Tanto la Zona Verde como la Azul fueron espacios para ver cómo los esfuerzos e inversiones de la cooperación internacional, de los recursos públicos y privados de las últimas dos décadas para fortalecer las capacidades en diversos territorios, sus gobernanzas y formas de vida para proteger la biodiversidad, han logrado crear procesos sociales muy virtuosos con niveles de madurez impresionantes: un afortunado y creciente capital social de nuestro país.
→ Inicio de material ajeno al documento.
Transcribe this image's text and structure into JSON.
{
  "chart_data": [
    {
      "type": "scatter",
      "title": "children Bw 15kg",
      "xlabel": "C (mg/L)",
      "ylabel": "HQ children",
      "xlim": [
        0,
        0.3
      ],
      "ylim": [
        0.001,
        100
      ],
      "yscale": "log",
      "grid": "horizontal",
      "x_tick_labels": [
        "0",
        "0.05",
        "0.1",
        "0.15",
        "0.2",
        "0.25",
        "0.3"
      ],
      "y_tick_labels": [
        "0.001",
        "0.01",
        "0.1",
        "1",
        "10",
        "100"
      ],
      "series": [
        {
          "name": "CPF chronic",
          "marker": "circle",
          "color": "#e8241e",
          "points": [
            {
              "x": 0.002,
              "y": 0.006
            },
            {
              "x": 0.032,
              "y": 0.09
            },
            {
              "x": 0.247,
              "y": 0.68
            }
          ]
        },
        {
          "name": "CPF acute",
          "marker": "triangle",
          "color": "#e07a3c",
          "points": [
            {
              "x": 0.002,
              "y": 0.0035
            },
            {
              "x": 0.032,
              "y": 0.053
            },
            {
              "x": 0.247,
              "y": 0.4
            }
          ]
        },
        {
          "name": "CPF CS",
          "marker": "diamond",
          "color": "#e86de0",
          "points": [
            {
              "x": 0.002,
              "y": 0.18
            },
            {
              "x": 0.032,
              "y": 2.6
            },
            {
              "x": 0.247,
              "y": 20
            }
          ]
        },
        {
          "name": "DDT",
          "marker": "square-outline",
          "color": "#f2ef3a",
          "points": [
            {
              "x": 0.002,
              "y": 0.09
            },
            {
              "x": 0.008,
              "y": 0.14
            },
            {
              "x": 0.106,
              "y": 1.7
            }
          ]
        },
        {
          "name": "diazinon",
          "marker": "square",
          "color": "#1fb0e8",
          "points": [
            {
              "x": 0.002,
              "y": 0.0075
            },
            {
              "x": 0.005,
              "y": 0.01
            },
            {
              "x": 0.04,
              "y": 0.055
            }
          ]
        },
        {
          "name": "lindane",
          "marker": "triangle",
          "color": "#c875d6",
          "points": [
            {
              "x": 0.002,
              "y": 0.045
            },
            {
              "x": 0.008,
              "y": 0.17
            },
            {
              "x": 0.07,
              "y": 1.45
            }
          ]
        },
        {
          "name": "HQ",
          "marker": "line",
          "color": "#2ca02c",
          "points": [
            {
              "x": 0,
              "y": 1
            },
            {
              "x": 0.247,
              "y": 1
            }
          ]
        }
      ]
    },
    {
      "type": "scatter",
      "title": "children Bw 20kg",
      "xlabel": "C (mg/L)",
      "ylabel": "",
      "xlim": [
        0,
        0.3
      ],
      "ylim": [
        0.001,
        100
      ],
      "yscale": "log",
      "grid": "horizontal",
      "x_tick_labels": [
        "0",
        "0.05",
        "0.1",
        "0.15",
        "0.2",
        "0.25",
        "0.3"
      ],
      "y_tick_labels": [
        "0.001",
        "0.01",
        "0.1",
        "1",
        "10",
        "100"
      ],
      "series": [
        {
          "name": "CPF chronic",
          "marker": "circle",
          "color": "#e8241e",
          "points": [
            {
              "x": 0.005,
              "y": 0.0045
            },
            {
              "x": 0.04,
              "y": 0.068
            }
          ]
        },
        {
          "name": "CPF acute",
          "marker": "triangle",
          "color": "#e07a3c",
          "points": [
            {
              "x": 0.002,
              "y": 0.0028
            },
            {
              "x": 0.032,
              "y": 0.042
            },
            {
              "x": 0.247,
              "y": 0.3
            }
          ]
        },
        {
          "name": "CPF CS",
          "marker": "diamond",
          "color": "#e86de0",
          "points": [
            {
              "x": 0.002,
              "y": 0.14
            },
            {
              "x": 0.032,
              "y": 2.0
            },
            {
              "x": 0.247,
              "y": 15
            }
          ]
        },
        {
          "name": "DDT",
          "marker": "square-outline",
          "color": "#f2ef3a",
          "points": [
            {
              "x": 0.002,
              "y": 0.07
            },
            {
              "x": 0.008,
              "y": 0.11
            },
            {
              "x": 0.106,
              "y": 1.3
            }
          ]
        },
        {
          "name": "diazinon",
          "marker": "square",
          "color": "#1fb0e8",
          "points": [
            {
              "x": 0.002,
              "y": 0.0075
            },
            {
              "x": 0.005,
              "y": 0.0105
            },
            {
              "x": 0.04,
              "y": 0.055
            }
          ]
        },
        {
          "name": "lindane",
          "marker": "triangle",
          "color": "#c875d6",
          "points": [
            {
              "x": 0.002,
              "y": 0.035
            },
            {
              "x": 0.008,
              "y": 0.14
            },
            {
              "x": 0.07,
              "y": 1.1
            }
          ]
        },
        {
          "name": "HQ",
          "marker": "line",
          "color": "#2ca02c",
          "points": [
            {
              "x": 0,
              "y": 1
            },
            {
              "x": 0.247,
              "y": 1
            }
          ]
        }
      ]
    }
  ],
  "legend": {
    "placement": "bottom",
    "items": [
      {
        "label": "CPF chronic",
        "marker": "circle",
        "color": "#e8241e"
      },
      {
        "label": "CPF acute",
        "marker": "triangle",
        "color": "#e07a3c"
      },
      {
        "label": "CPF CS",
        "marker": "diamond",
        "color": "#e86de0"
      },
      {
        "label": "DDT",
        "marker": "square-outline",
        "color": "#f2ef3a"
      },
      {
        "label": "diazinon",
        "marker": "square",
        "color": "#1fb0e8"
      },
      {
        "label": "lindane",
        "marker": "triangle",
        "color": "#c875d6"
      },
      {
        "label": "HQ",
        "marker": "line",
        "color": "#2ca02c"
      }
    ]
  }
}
Muchos critican que los recursos internacionales que llegan al país vía las agencias de Naciones Unidas o las grandes ONG internacionales se gastan en burocracia y poco llega a los territorios, pero lo que vimos en Cali fueron prácticas probadas, reflexiones profundas, propuesta concretas y liderazgos colectivos impulsado especialmente por mujeres campesinas, indígenas, afrodescendientes, técnicas de la conservación, mujeres de las empresas y de las autoridades ambientales, investigadoras y académicas, algo realmente esperanzador para nuestro país.
Otra cosa es lo que sucedió en la negociación y la eterna tensión en los temas financieros para fortalecer las capacidades de los países que más lo necesitan. Pareciera que los negociadores y sus superiores siguieran subestimando la aceleración de la pérdida de biodiversidad y lo que eso implica en términos sociales, económicos y de estabilidad del funcionamiento del planeta. Y mientras negociadores de la Unión Europea y otros países consideraban que no podían aceptar un nuevo fondo o varias de las proposiciones financieras, la tragedia que se vivía en Valencia nos recordaba a todos cómo la crisis climática se agudiza en territorios que han perdido las funciones ecológicas, como la de regulación hídrica, y vuelven extremadamente vulnerables a la sociedad.
El clima cambió. El calentamiento de la atmósfera y el océano está acelerado desde el año pasado, los modelos climáticos no se ajustan y seguimos perdiendo también de manera acelerada la naturaleza que puede servirnos como amortiguador de esa aceleración termodinámica. ¿Estamos preparados, como sociedad, gobiernos o empresas para esta nueva realidad? Si algo me quedó claro después de la COP16, y de la tragedia en Valencia, es que la respuesta adaptativa, flexible, resiliente y compasiva está en la sociedad civil, mientras los gobiernos a diferentes escalas aún no se ponen a la altura de las necesidades de una sociedad que necesita con urgencia a la naturaleza para adaptarse a los efectos del clima.